Way back in 1998, I ran into my friend Paul Robichaux on the square in beautiful downtown Athens, Alabama. This was right around the time that personal digital assistants (PDAs) were going mainstream, and by that I mean you didn’t have to be a tremendous nerd to have one. (All right, yes, they were still pretty nerdy.) Almost without exception, even the nicest mobile phones were still just phones.
I had purchased and used a clamshell electronic organizer a little bit, but the first honest-to-goodness PDA I owned was the Casio Cassiopeia E-11. They wanted you to call it a “palmtop PC.” It ran what was then called Windows CE, with mini-versions of Word, Excel, and so forth.

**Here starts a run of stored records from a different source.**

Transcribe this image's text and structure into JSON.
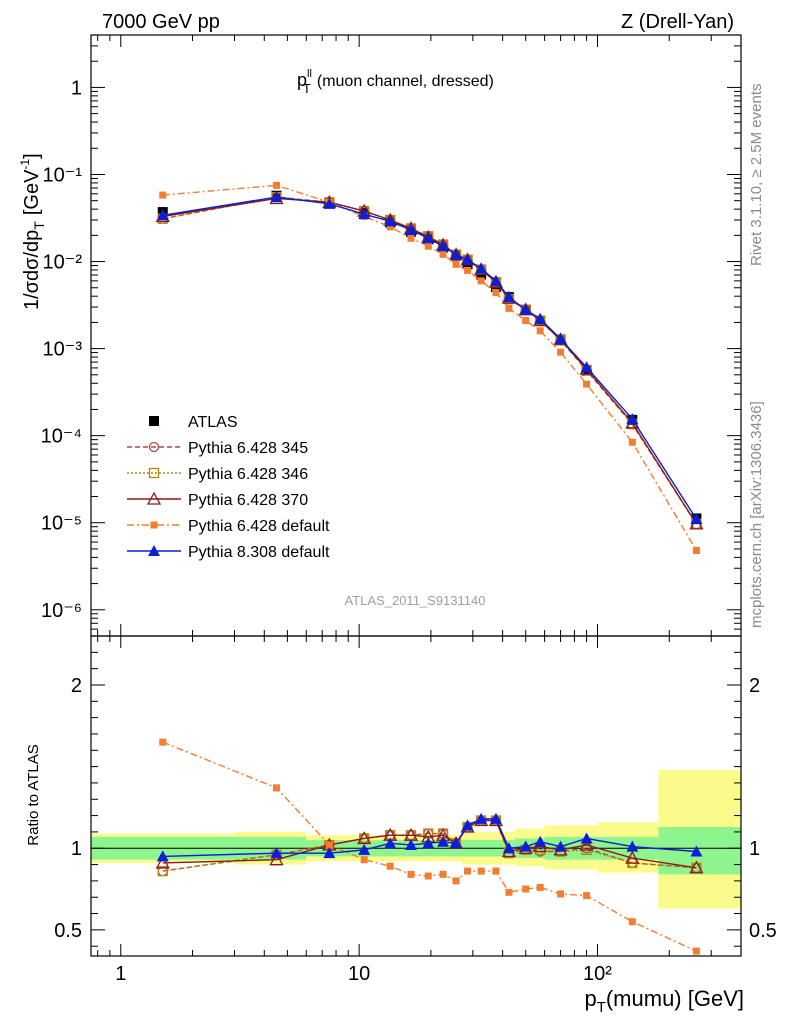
{
  "header": {
    "left": "7000 GeV pp",
    "right": "Z (Drell-Yan)"
  },
  "plot_title": {
    "main": "p",
    "sup": "ll",
    "sub": "T",
    "rest": "(muon channel, dressed)"
  },
  "ylabel_main": {
    "pre": "1/σdσ/dp",
    "sub": "T",
    "unit_pre": "[GeV",
    "unit_sup": "-1",
    "unit_post": "]"
  },
  "ylabel_ratio": "Ratio to ATLAS",
  "xlabel": {
    "pre": "p",
    "sub": "T",
    "post": "(mumu) [GeV]"
  },
  "analysis_id": "ATLAS_2011_S9131140",
  "side_labels": {
    "rivet": "Rivet 3.1.10, ≥ 2.5M events",
    "mcplots": "mcplots.cern.ch [arXiv:1306.3436]"
  },
  "colors": {
    "atlas": "#000000",
    "p345": "#b5474a",
    "p346": "#b8860b",
    "p370": "#8b1a1a",
    "pdef": "#f47d30",
    "p8": "#0a1fd6",
    "band_inner": "#8ef58e",
    "band_outer": "#fbfb8c"
  },
  "chart_data": {
    "type": "line",
    "x": [
      1.5,
      4.5,
      7.5,
      10.5,
      13.5,
      16.5,
      19.5,
      22.5,
      25.5,
      28.5,
      32.5,
      37.5,
      42.5,
      50,
      57.5,
      70,
      90,
      140,
      260
    ],
    "xscale": "log",
    "xlim": [
      0.75,
      400
    ],
    "xticks": [
      1,
      10,
      100
    ],
    "xtick_labels": [
      "1",
      "10",
      "10²"
    ],
    "main_panel": {
      "yscale": "log",
      "ylim": [
        5e-07,
        4
      ],
      "yticks": [
        1e-06,
        1e-05,
        0.0001,
        0.001,
        0.01,
        0.1,
        1
      ],
      "ytick_labels": [
        "10⁻⁶",
        "10⁻⁵",
        "10⁻⁴",
        "10⁻³",
        "10⁻²",
        "10⁻¹",
        "1"
      ],
      "series": [
        {
          "name": "ATLAS",
          "values": [
            0.037,
            0.057,
            0.047,
            0.036,
            0.028,
            0.022,
            0.018,
            0.0145,
            0.0117,
            0.0093,
            0.0071,
            0.0051,
            0.0039,
            0.0028,
            0.0021,
            0.00127,
            0.00056,
            0.000152,
            1.12e-05
          ]
        },
        {
          "name": "Pythia 6.428 345",
          "values": [
            0.031,
            0.055,
            0.048,
            0.038,
            0.03,
            0.024,
            0.0195,
            0.0157,
            0.012,
            0.0105,
            0.0081,
            0.0058,
            0.0037,
            0.0028,
            0.0021,
            0.00125,
            0.00056,
            0.000135,
            9.6e-06
          ]
        },
        {
          "name": "Pythia 6.428 346",
          "values": [
            0.031,
            0.055,
            0.048,
            0.038,
            0.03,
            0.024,
            0.0195,
            0.0157,
            0.012,
            0.0105,
            0.0081,
            0.0058,
            0.0037,
            0.0028,
            0.0021,
            0.00125,
            0.00057,
            0.000136,
            9.7e-06
          ]
        },
        {
          "name": "Pythia 6.428 370",
          "values": [
            0.033,
            0.053,
            0.048,
            0.038,
            0.03,
            0.024,
            0.019,
            0.0155,
            0.012,
            0.0105,
            0.0081,
            0.0058,
            0.0038,
            0.0028,
            0.0021,
            0.00127,
            0.00058,
            0.00014,
            9.7e-06
          ]
        },
        {
          "name": "Pythia 6.428 default",
          "values": [
            0.058,
            0.075,
            0.048,
            0.033,
            0.025,
            0.0185,
            0.015,
            0.0121,
            0.0093,
            0.0079,
            0.006,
            0.0044,
            0.0029,
            0.0021,
            0.0016,
            0.00091,
            0.00039,
            8.4e-05,
            4.8e-06
          ]
        },
        {
          "name": "Pythia 8.308 default",
          "values": [
            0.034,
            0.055,
            0.046,
            0.035,
            0.029,
            0.023,
            0.0185,
            0.015,
            0.012,
            0.0105,
            0.0083,
            0.006,
            0.0039,
            0.0028,
            0.0022,
            0.00129,
            0.00061,
            0.000155,
            1.1e-05
          ]
        }
      ]
    },
    "ratio_panel": {
      "yscale": "linear",
      "ylim": [
        0.34,
        2.3
      ],
      "yticks": [
        0.5,
        1,
        2
      ],
      "ytick_labels": [
        "0.5",
        "1",
        "2"
      ],
      "series": [
        {
          "name": "Pythia 6.428 345",
          "values": [
            0.86,
            0.96,
            1.02,
            1.06,
            1.08,
            1.08,
            1.09,
            1.09,
            1.03,
            1.13,
            1.17,
            1.17,
            0.97,
            0.99,
            0.98,
            0.98,
            1.0,
            0.91,
            0.88
          ]
        },
        {
          "name": "Pythia 6.428 346",
          "values": [
            0.86,
            0.96,
            1.02,
            1.06,
            1.08,
            1.08,
            1.09,
            1.09,
            1.03,
            1.13,
            1.17,
            1.17,
            0.97,
            0.99,
            0.99,
            0.98,
            0.99,
            0.91,
            0.88
          ]
        },
        {
          "name": "Pythia 6.428 370",
          "values": [
            0.91,
            0.93,
            1.02,
            1.06,
            1.08,
            1.08,
            1.07,
            1.08,
            1.03,
            1.13,
            1.17,
            1.17,
            0.98,
            1.0,
            1.01,
            0.99,
            1.02,
            0.94,
            0.88
          ]
        },
        {
          "name": "Pythia 6.428 default",
          "values": [
            1.65,
            1.37,
            1.02,
            0.93,
            0.89,
            0.84,
            0.83,
            0.84,
            0.8,
            0.86,
            0.86,
            0.86,
            0.73,
            0.75,
            0.76,
            0.72,
            0.71,
            0.55,
            0.37
          ]
        },
        {
          "name": "Pythia 8.308 default",
          "values": [
            0.95,
            0.97,
            0.97,
            0.99,
            1.03,
            1.02,
            1.03,
            1.04,
            1.03,
            1.14,
            1.18,
            1.18,
            1.0,
            1.01,
            1.04,
            1.01,
            1.06,
            1.01,
            0.98
          ]
        }
      ]
    },
    "legend": {
      "placement": "bottom-left",
      "entries": [
        "ATLAS",
        "Pythia 6.428 345",
        "Pythia 6.428 346",
        "Pythia 6.428 370",
        "Pythia 6.428 default",
        "Pythia 8.308 default"
      ]
    },
    "uncertainty_band": {
      "bins": [
        [
          0.75,
          3
        ],
        [
          3,
          6
        ],
        [
          6,
          12
        ],
        [
          12,
          15
        ],
        [
          15,
          27
        ],
        [
          27,
          45
        ],
        [
          45,
          60
        ],
        [
          60,
          80
        ],
        [
          80,
          100
        ],
        [
          100,
          180
        ],
        [
          180,
          400
        ]
      ],
      "inner": [
        [
          0.93,
          1.07
        ],
        [
          0.93,
          1.07
        ],
        [
          0.95,
          1.05
        ],
        [
          0.95,
          1.05
        ],
        [
          0.95,
          1.05
        ],
        [
          0.95,
          1.05
        ],
        [
          0.94,
          1.06
        ],
        [
          0.93,
          1.07
        ],
        [
          0.93,
          1.07
        ],
        [
          0.93,
          1.07
        ],
        [
          0.84,
          1.13
        ]
      ],
      "outer": [
        [
          0.91,
          1.09
        ],
        [
          0.9,
          1.1
        ],
        [
          0.92,
          1.08
        ],
        [
          0.92,
          1.08
        ],
        [
          0.92,
          1.08
        ],
        [
          0.9,
          1.1
        ],
        [
          0.89,
          1.12
        ],
        [
          0.87,
          1.14
        ],
        [
          0.87,
          1.14
        ],
        [
          0.85,
          1.16
        ],
        [
          0.63,
          1.48
        ]
      ]
    }
  }
}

Paul had a PalmOS PDA. About my Casio, he said “I like the built-in capabilities, but I think cascading menus are a horrible UI convention to try to bring to a three-and-a-half-inch screen.”
And so they were. I used it for most of a year before dumping it on eBay and getting a Handspring Visor Deluxe, and was amazed at how much more readily the Palm operating system plugged into my life. It was so intuitive, it almost felt anticipatory. Stayed with it until I got my first smartphone. In fact, I carried my Palm TX everywhere as recently as two years ago.
I have that “plugged into my life” feeling with my current phone. I have a few nits to pick with the Windows Phone operating system, but it is really good at enabling what I want to do with minimal fuss. Microsoft has done an excellent job with this mobile operating system.
So why isn’t Windows Phone doing better?
I think the biggest factor is simply that Microsoft is so late to the game. Both iOS and Android are familiar and work well, so there is little incentive for folks to change horses when it’s time to re-up. It takes a technophile, a contrarian, or both to even give Windows Phone a shot.
For one thing, the Surface tablet came to market with a price that was much too high. Many analysts suggested before its release that a highly aggressive price in the $200-250 range would be important to increase adoption rates. Instead, it languishes at twice that. With a keyboard cover, you can knock on $630. That’s absurd for a device that needs so badly to make friends.
For another, I think Microsoft is guilty of the opposite UI paradigm problem I described at the beginning of this post. The live tile motif is fabulous for a truly portable device. But I think Microsoft has badly underestimated how conservative users are about their primary computing devices, whether they be desktops or full-boat bagged laptops. Hmmm. These tiles look great on my phone and on that tablet, but do I really want them on a 24″ screen? To what end? What are they doing for me? What was wrong with my taskbar and Start menu?
I’m sure Microsoft has excellent, well-researched answers, but I also suspect they are scientific responses to what are essentially religious questions. It’s just too much change at once, and the benefits aren’t obvious. I know what the point of the paradigm is, and I still think it’s a little chintzy on my “real” machine. Furthermore, I think they’re guilty of trying to dictate the moment when users don’t think of mobile and non-mobile, but just of computing. I remain unconvinced that moment is inevitable. But if/when it happens, I doubt it will have been particularly responsive to actions as deliberate as Microsoft’s attempted forced convergence.
Windows 8 is in serious trouble. I think there are probably only ugly ways out on the full-strength computing side, a limp-along until the next Windows undoes the damage perhaps being the least so. I think Microsoft still has a chance in the mobile world, but they need a different plan, and right now. Get very aggressive with pricing, perhaps coupled with a little frankness and humor in advertising?
Microsoft, do you appreciate that you need hearts, not just minds?